The expected argument is optional. If provided, this argument must be a character vector with values corresponding to columns in .data containing expected experience. More than one expected basis can be provided.

Credibility

If credibility is set to TRUE, the output will contain a credibility column equal to the partial credibility estimate under the Limited Fluctuation credibility method (also known as Classical Credibility) assuming a binomial distribution of claims.

Confidence intervals

If conf_int is set to TRUE, the output will contain lower and upper confidence interval limits for the observed termination rate and any actual-to-expected ratios. The confidence level is dictated by conf_level. If no weighting variable is passed to wt, confidence intervals will be constructed assuming a binomial distribution of claims. Otherwise, confidence intervals will be calculated assuming that the aggregate claims distribution is normal with a mean equal to observed claims and a variance equal to:

Var(S) = E(N) * Var(X) + E(X)^2 * Var(N),

Where S is the aggregate claim random variable, X is the weighting variable assumed to follow a normal distribution, and N is a binomial random variable for the number of claims.

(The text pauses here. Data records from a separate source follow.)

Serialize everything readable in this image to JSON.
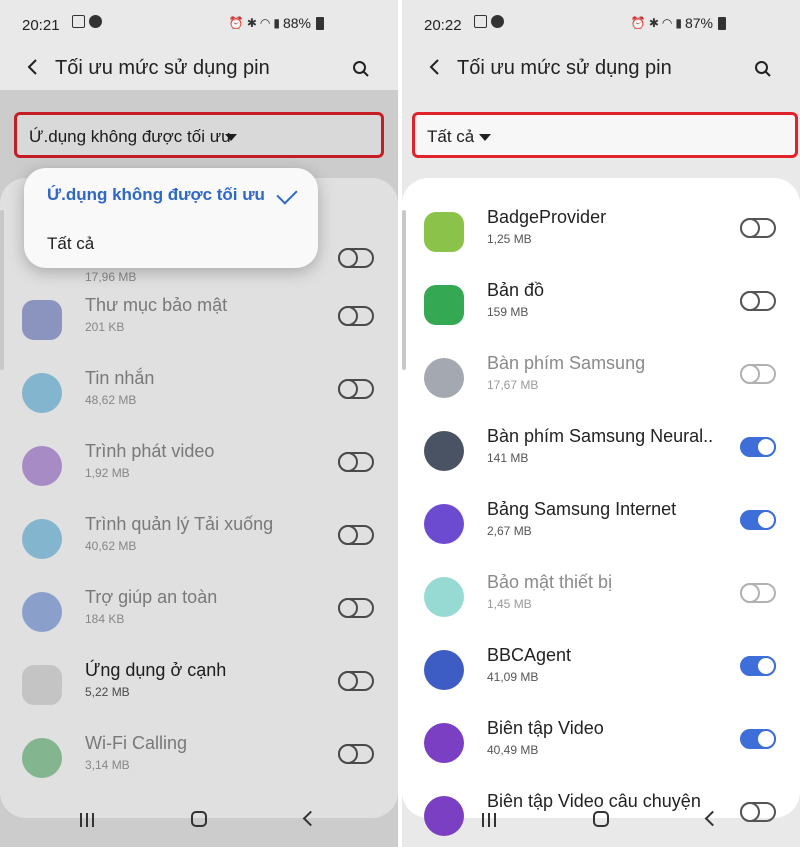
{
  "left": {
    "status": {
      "time": "20:21",
      "battery": "88%"
    },
    "title": "Tối ưu mức sử dụng pin",
    "filter_label": "Ứ.dụng không được tối ưu",
    "dropdown": {
      "options": [
        "Ứ.dụng không được tối ưu",
        "Tất cả"
      ],
      "selected": "Ứ.dụng không được tối ưu"
    },
    "partial_size": "17,96 MB",
    "apps": [
      {
        "name": "Thư mục bảo mật",
        "size": "201 KB",
        "icon": "secure-folder-icon",
        "color": "#3f51b5",
        "enabled": false
      },
      {
        "name": "Tin nhắn",
        "size": "48,62 MB",
        "icon": "messages-icon",
        "color": "#2f9fd8",
        "enabled": false
      },
      {
        "name": "Trình phát video",
        "size": "1,92 MB",
        "icon": "video-player-icon",
        "color": "#7b3fc4",
        "enabled": false
      },
      {
        "name": "Trình quản lý Tải xuống",
        "size": "40,62 MB",
        "icon": "download-manager-icon",
        "color": "#2f9fd8",
        "enabled": false
      },
      {
        "name": "Trợ giúp an toàn",
        "size": "184 KB",
        "icon": "safety-assistance-icon",
        "color": "#3d6fd1",
        "enabled": false
      },
      {
        "name": "Ứng dụng ở cạnh",
        "size": "5,22 MB",
        "icon": "edge-apps-icon",
        "color": "#e0e0e0",
        "enabled": false
      },
      {
        "name": "Wi-Fi Calling",
        "size": "3,14 MB",
        "icon": "wifi-calling-icon",
        "color": "#2e9e48",
        "enabled": false
      }
    ]
  },
  "right": {
    "status": {
      "time": "20:22",
      "battery": "87%"
    },
    "title": "Tối ưu mức sử dụng pin",
    "filter_label": "Tất cả",
    "apps": [
      {
        "name": "BadgeProvider",
        "size": "1,25 MB",
        "icon": "android-icon",
        "color": "#8bc34a",
        "enabled": false,
        "dim": false
      },
      {
        "name": "Bản đồ",
        "size": "159 MB",
        "icon": "maps-icon",
        "color": "#34a853",
        "enabled": false,
        "dim": false
      },
      {
        "name": "Bàn phím Samsung",
        "size": "17,67 MB",
        "icon": "keyboard-icon",
        "color": "#4a5363",
        "enabled": false,
        "dim": true
      },
      {
        "name": "Bàn phím Samsung Neural..",
        "size": "141 MB",
        "icon": "keyboard-icon",
        "color": "#4a5363",
        "enabled": true,
        "dim": false
      },
      {
        "name": "Bảng Samsung Internet",
        "size": "2,67 MB",
        "icon": "internet-browser-icon",
        "color": "#6c4bd1",
        "enabled": true,
        "dim": false
      },
      {
        "name": "Bảo mật thiết bị",
        "size": "1,45 MB",
        "icon": "device-security-icon",
        "color": "#2fb3a8",
        "enabled": false,
        "dim": true
      },
      {
        "name": "BBCAgent",
        "size": "41,09 MB",
        "icon": "bbcagent-icon",
        "color": "#3d5dc4",
        "enabled": true,
        "dim": false
      },
      {
        "name": "Biên tập Video",
        "size": "40,49 MB",
        "icon": "video-editor-icon",
        "color": "#7b3fc4",
        "enabled": true,
        "dim": false
      },
      {
        "name": "Biên tập Video câu chuyện",
        "size": "",
        "icon": "story-video-editor-icon",
        "color": "#7b3fc4",
        "enabled": false,
        "dim": false
      }
    ]
  }
}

If credibility is TRUE and expected values are passed to expected, the output will also contain confidence intervals for any credibility-weighted termination rates.

summary() Method

Applying summary() to a exp_df object will re-summarize the data while retaining any grouping variables passed to the "dots" (...).

References

Herzog, Thomas (1999). Introduction to Credibility Theory

Examples

toy_census |> expose("2022-12-31", target_status = "Surrender") |>
    exp_stats()

exp_res <- census_dat |>
           expose("2019-12-31", target_status = "Surrender") |>
           group_by(pol_yr, inc_guar) |>
           exp_stats()

exp_res
summary(exp_res)
summary(exp_res, inc_guar)

Create exposure records from census records

Description

Convert a data frame of census-level records to exposure-level records.

Usage

expose(
  .data,
  end_date,
  start_date = as.Date("1900-01-01"),
  target_status = NULL,
  cal_expo = FALSE,
  expo_length = c("year", "quarter", "month", "week"),
  col_pol_num = "pol_num",
  col_status = "status",
  col_issue_date = "issue_date",
  col_term_date = "term_date",
  default_status
)

expose_py(...)

expose_pq(...)

expose_pm(...)

expose_pw(...)

expose_cy(...)

expose_cq(...)

expose_cm(...)

expose_cw(...)

Arguments

.data

A data frame with census-level records

end_date

Experience study end date

start_date

Experience study start date. Default value = 1900-01-01.

target_status

Character vector of target status values. Default value = NULL.

cal_expo

Set to TRUE for calendar year exposures. Otherwise policy year exposures are assumed.

expo_length

Exposure period length

col_pol_num

Name of the column in .data containing the policy number

col_status

Name of the column in .data containing the policy status

col_issue_date

Name of the column in .data containing the issue date

col_term_date

Name of the column in .data containing the termination date

default_status

Optional scalar character representing the default active status code. If not provided, the most common status is assumed.

...

Arguments passed to expose()

Details

Census-level data refers to a data set wherein there is one row per unique policy. Exposure-level data expands census-level data such that there is one record per policy per observation period. Observation periods could be any meaningful period of time such as a policy year, policy month, calendar year, calendar quarter, calendar month, etc.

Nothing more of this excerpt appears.